Question of the day: What does Reese’s have to do with technology?
Hint: Check out this commercial.
I’ll explain: While Reese’s may not seem relevant to anything beyond Halloween or stress snacking, it’s actually a perfect segue to talk about the mega-trend of “softwarization.” Because chocolate is to software as peanut butter is to … well … everything these days.
I can’t take credit for this comparison; I first heard it while listening to an awesome podcast featuring the holy trinity of Neil deGrasse Tyson, Bill Nye and Elon Musk. At one point in the show, they discuss whether Tesla or Google is better poised to make the first driverless car. As they point out, one's a car company and one's a software company … but you need both a car and software to make a driverless car happen.
"Hey! You got your car in my software!,” they say … a la the above commercial. “You got your software in my car!"
Of course, even labeling Google as a software company and Tesla as a car company is sticky at best -- which brings us to the idea of “softwarization.”
To a large extent, Tesla is just as much a software company as Google.
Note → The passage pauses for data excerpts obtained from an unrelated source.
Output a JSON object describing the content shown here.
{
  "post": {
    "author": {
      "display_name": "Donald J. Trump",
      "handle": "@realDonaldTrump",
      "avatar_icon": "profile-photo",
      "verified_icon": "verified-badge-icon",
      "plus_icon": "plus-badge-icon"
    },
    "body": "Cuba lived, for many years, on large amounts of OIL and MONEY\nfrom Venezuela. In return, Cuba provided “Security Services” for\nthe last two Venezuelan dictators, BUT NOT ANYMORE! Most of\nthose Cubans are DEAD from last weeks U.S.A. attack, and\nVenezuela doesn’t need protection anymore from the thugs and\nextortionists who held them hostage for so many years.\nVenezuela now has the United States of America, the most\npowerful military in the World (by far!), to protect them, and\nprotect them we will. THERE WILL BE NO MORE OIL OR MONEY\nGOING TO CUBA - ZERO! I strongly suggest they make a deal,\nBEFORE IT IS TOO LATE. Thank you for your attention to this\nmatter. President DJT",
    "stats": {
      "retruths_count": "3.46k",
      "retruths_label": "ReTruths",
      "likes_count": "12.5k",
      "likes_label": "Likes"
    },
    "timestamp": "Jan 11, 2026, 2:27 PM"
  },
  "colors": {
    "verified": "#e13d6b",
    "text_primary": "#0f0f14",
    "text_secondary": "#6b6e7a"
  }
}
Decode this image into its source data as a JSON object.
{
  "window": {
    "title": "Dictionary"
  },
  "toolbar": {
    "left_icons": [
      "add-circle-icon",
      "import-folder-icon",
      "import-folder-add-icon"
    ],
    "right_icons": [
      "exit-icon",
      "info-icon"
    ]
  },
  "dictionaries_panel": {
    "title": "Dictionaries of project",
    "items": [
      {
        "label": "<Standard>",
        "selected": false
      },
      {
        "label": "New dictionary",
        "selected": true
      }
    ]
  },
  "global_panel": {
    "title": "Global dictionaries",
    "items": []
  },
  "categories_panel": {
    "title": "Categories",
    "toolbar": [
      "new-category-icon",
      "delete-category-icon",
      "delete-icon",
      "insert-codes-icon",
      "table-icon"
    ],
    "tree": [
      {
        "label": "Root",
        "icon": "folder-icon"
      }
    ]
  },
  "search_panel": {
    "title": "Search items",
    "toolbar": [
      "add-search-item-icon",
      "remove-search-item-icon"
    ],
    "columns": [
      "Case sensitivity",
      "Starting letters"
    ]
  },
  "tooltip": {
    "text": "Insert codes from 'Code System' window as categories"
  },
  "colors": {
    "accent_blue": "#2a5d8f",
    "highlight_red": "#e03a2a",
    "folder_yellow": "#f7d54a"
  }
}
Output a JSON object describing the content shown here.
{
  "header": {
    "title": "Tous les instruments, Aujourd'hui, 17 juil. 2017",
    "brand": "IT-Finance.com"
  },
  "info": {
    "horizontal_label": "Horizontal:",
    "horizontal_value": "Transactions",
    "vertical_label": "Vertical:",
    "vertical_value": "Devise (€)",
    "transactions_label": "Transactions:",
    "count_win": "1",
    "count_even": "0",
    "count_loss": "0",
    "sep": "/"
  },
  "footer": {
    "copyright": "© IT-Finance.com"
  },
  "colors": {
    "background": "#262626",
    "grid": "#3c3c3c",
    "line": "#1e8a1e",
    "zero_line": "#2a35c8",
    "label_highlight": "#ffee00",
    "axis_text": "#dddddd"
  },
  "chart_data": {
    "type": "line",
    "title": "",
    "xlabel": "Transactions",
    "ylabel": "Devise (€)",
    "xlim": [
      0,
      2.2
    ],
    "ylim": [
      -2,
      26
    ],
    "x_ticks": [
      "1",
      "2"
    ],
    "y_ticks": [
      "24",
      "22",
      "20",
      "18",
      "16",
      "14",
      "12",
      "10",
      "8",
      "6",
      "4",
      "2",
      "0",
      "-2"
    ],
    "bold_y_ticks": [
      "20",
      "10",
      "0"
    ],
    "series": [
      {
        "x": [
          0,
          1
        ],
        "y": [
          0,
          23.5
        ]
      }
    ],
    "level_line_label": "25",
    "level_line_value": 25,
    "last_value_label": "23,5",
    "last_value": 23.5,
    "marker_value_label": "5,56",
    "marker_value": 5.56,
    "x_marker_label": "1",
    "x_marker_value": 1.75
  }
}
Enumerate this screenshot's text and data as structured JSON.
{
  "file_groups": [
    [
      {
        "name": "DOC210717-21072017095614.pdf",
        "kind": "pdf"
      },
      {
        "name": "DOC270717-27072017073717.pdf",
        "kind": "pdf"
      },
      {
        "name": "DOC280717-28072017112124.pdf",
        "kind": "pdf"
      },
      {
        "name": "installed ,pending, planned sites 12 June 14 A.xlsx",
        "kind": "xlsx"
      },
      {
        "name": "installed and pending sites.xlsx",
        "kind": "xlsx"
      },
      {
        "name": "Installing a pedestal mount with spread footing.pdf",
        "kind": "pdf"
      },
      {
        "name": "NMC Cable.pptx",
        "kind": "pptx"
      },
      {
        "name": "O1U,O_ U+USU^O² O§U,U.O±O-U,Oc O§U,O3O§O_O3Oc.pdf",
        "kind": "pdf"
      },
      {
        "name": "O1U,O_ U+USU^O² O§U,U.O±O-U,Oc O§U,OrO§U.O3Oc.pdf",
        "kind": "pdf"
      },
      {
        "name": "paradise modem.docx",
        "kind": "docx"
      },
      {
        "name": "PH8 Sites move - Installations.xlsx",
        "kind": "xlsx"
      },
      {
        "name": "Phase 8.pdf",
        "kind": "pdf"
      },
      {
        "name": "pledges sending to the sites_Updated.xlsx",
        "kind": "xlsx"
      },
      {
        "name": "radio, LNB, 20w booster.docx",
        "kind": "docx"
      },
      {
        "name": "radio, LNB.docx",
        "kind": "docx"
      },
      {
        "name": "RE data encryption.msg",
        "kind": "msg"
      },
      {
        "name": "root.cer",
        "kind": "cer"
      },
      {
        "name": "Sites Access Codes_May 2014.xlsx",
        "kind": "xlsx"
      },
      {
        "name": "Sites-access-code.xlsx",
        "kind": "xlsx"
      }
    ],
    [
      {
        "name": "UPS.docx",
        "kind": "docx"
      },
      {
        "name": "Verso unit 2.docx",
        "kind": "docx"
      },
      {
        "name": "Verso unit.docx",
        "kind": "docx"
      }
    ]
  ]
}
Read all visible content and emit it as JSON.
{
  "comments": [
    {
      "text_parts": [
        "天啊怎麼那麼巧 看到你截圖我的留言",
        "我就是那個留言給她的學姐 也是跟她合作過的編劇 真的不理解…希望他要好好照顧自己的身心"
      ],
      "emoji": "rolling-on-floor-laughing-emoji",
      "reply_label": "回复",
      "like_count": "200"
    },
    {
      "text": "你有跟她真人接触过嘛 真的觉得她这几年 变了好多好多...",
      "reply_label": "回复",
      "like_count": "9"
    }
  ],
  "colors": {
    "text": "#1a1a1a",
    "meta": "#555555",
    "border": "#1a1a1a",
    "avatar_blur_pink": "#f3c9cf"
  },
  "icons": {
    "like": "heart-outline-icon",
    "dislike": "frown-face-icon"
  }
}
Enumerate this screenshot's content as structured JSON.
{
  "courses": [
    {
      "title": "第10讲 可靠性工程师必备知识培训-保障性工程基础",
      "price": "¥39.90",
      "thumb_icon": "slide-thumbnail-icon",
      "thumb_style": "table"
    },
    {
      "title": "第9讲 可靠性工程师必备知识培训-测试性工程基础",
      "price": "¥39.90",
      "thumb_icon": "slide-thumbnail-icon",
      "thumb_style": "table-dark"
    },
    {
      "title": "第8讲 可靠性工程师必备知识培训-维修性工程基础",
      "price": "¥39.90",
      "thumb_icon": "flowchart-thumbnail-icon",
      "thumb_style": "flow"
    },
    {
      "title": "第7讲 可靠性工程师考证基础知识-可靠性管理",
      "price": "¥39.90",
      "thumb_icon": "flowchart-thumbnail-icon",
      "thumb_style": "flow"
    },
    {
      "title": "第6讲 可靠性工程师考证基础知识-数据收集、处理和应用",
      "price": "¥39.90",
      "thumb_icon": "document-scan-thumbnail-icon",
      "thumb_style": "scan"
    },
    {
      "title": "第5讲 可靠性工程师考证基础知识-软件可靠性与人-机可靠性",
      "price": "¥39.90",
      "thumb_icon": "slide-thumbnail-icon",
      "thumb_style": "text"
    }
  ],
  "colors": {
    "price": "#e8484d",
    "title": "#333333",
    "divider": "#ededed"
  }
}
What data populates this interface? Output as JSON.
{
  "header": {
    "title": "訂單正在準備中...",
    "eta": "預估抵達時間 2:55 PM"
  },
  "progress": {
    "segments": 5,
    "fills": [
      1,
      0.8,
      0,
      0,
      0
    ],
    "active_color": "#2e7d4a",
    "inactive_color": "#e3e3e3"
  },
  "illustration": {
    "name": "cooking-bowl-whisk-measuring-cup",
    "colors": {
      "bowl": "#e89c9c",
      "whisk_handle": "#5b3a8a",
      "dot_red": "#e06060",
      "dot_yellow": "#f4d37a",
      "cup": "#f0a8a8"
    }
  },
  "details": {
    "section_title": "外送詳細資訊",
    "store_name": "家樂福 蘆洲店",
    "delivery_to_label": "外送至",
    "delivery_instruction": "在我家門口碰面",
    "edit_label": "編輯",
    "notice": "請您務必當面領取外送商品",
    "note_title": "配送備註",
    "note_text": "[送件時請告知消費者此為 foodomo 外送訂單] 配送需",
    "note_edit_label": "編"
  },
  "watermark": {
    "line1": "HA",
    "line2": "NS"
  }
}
Yet on the flip side, Google’s business encompasses far more than just software. Comedian Mitch Hedberg once pointed out that every book’s a children’s book if the kid can read; can a similar story really be told for every single company that uses software in some capacity?
This question and the concept of softwarization aren't new, of course; just consider Marc Andreesen’s Wall Street Journal article aptly titled “Why Software is Eating the World,” which nodded to the trend years ago. In 2011, Andreesen explained how and why more and more industries are being disrupted by software -- “ all of the technology required to transform industries through software finally works and can be widely delivered at global scale,” he wrote -- before laying out a laundry list of examples. A quick sample from his piece:
Today, the world's largest bookseller, Amazon, is a software company.
Today's largest video service by number of subscribers is a software company: Netflix.
Today's dominant music companies are software companies, too: Apple's iTunes, Spotify and Pandora.
Today's fastest growing entertainment companies are videogame makers—again, software—with the industry growing to $60 billion from $30 billion five years ago.
The best new movie production company in many decades, Pixar, was a software company.
Photography, of course, was eaten by software long ago.
Today's largest direct marketing platform is a software company—Google.
Lucy P. Marcus, CEO of Marcus Venture Consulting, recently wrote a piece for MarketWatch that expressed a similar idea -- namely, how disruptive technologies naturally blur the line between industries. Just consider Etsy, which burst onto the public markets last week (trading on the Nasdaq, I might add, despite its association with Brooklyn hipsters and artisanal crafts). Should analysts call Etsy a technology company or a retail company? Marcus asks this question in her piece, noting the mega-trend we’re talking about here: “But what sector does not rely on technology?” she writes. “How many companies that could be classified as technology companies could also be classified as something else?”
This question is interesting, both in regards to technology generally and software specifically -- but to a large degree, they also miss the point. As with most mega-trends, the real questions are with regards to impact: What does the trend of softwarization actually mean?
For starters, it means the technical world of software development is becoming increasingly mainstream, which offers an unprecedented opportunity for previously nerdy or niche innovations to be displayed and shared with the masses.
Andreesen also addresses the impact of softwarization in his post, taking a slightly different angle. He points to the demand for “education and skills required to participate in the great new companies coming out of the software revolution,” focusing on all the folks lacking the proper skills to ride the softwarization wave. Taking the supply/demand issue a step further, it’s clear that more people (especially marketers) at more companies are now required to have a strong understanding of the developer audience’s needs.
And to perhaps save the most obvious for last, another impact of softwarization is that the magic word of “differentiation” has become significantly more difficult. When every company’s a tech company and software’s in everyone’s peanut butter, it’s more important and more challenging than ever to remind the world what makes your software stand out.